Конвей имел обыкновение вскрывать своих покойников по вечерам и зачастую возился с ними до глубокой ночи. Казалось, таким образом он карает себя за потерю больного. На эти вскрытия не допускались даже его стажеры. Кое-кто говорил, будто Конвей рыдает над вскрытыми трупами. Другие, наоборот, утверждали, что он посмеивается, орудуя ножом. Но что происходило в анатомичке на самом деле, знал один Конвей.
– Я скажу дежурному, – пообещал я. – Вам зарезервируют бокс.
– Да, черт побери! – Он хлопнул ладонью по столу. – Мать четверых детей!
– Я поручу дежурному все подготовить.
– Сердце остановилось раньше, чем мы добрались до желудочка. Мы массировали тридцать пять минут, а оно даже не трепыхнулось!
– Как ее звали? В регистратуре спросят имя.
– Макферсон, – ответил Конвей. – Миссис Макферсон.
Он повернулся и пошел прочь, но остановился в дверях. Плечи его поникли. Конвей покачнулся и едва не упал.
– Господи… – вымолвил он. – Мать четверых детей… Что я скажу ее мужу?
Он поднял руки, как это делают все хирурги – ладонями к себе, – и укоризненно уставился на свои пальцы, словно они предали его. Что ж, в известном смысле так оно и было.
– Боже мой, – сказал Конвей. – Надо было учиться на кожника. Ни один кожник еще никого не угробил.
Выдав эту тираду, он пинком распахнул дверь лаборатории и был таков.

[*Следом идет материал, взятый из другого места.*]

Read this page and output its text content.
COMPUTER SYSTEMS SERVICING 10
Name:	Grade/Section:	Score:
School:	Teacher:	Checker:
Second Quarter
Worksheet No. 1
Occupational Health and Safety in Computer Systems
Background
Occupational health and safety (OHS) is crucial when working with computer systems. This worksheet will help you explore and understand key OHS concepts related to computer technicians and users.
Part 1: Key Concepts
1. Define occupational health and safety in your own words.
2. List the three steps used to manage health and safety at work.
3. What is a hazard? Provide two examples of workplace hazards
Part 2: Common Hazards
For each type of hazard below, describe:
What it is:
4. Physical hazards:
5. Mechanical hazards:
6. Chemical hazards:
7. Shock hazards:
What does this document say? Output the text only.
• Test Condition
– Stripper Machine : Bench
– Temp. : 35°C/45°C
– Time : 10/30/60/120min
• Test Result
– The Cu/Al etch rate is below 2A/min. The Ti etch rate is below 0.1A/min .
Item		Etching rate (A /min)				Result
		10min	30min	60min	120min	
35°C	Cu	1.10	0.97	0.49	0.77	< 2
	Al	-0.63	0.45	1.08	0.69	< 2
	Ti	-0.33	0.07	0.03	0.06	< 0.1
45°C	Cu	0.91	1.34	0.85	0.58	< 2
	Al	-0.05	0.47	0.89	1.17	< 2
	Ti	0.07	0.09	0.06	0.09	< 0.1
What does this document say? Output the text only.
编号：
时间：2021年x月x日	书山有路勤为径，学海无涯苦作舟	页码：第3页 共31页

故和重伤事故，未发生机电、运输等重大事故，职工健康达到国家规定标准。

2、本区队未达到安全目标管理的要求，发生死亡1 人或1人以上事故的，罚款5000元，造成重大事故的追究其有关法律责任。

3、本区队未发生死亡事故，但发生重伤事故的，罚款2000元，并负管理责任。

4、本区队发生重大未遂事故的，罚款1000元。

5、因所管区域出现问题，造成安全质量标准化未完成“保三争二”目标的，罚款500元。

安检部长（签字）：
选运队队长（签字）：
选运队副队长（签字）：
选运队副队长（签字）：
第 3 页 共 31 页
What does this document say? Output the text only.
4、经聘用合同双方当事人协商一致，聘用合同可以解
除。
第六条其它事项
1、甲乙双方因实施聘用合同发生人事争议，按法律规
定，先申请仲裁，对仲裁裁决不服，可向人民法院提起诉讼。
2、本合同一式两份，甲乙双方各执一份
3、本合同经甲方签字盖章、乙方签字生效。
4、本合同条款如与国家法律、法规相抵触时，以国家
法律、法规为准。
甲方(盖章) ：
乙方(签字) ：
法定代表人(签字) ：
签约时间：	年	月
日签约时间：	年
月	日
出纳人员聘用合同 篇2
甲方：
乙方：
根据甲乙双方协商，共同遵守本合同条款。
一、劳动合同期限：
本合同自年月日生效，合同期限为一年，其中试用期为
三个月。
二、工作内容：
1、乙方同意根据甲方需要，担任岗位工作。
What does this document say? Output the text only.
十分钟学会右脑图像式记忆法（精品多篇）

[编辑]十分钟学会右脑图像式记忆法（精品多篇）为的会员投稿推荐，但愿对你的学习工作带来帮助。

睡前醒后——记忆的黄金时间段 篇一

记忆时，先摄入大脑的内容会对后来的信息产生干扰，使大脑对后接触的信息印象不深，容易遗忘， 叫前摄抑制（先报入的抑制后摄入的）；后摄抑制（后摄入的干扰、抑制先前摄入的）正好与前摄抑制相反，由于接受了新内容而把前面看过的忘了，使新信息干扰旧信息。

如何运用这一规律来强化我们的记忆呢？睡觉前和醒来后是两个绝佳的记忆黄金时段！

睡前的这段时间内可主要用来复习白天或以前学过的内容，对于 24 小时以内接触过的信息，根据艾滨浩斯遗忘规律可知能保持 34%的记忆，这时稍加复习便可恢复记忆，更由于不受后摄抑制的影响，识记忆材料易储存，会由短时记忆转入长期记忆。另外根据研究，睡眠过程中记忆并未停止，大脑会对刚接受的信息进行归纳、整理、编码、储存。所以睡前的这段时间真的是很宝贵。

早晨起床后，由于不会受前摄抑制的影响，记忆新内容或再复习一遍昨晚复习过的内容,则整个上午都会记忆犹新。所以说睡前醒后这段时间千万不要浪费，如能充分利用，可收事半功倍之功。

Когда Конвей ушел, бледный как смерть стажер-первогодок повернулся ко мне и спросил:
– Он всегда такой?
– Да, – ответил я. – Всегда.
За окном медленно ползли по дороге машины, окутанные мелкой октябрьской изморосью. Я смотрел на них и думал, насколько легче мне было бы посочувствовать Конвею, не знай я, что своей выходкой он преследовал лишь одну цель – выпустить пар. Это был своего рода обряд успокоения, смирения ярости, обряд, который Конвей отправлял всякий раз, когда терял пациента. Полагаю, иначе он просто не мог. И все же большинство наших работников предпочли, чтобы Конвей брал пример с Делонга из Далласа, который после каждой неудачи разгадывал французские кроссворды, или с Арчера из Чикаго, имевшего обыкновение отмечать очередную СНС походом к парикмахеру.
Добро бы Конвей только расстраивал нас своими набегами на лабораторию. Но нет, он еще срывал нам график. По утрам у лаборантов всегда запарка: надо исследовать срезы тканей, и обычно мы не укладываемся в сроки.
Я отвернулся от окна и взял следующий препарат. Лаборатория работает по поточному методу; патологоанатомы стоят вдоль высоких столов и разглядывают биопсии. Перед каждым висит микрофон, который включается нажатием на утопленную в пол педаль. Таким образом, руки остаются свободными. Получив результат, лаборант давит на педаль и начинает вещать в микрофон, а все его слова записываются на пленку. Потом секретарши перепечатывают эти отчеты и подшивают к историям болезни.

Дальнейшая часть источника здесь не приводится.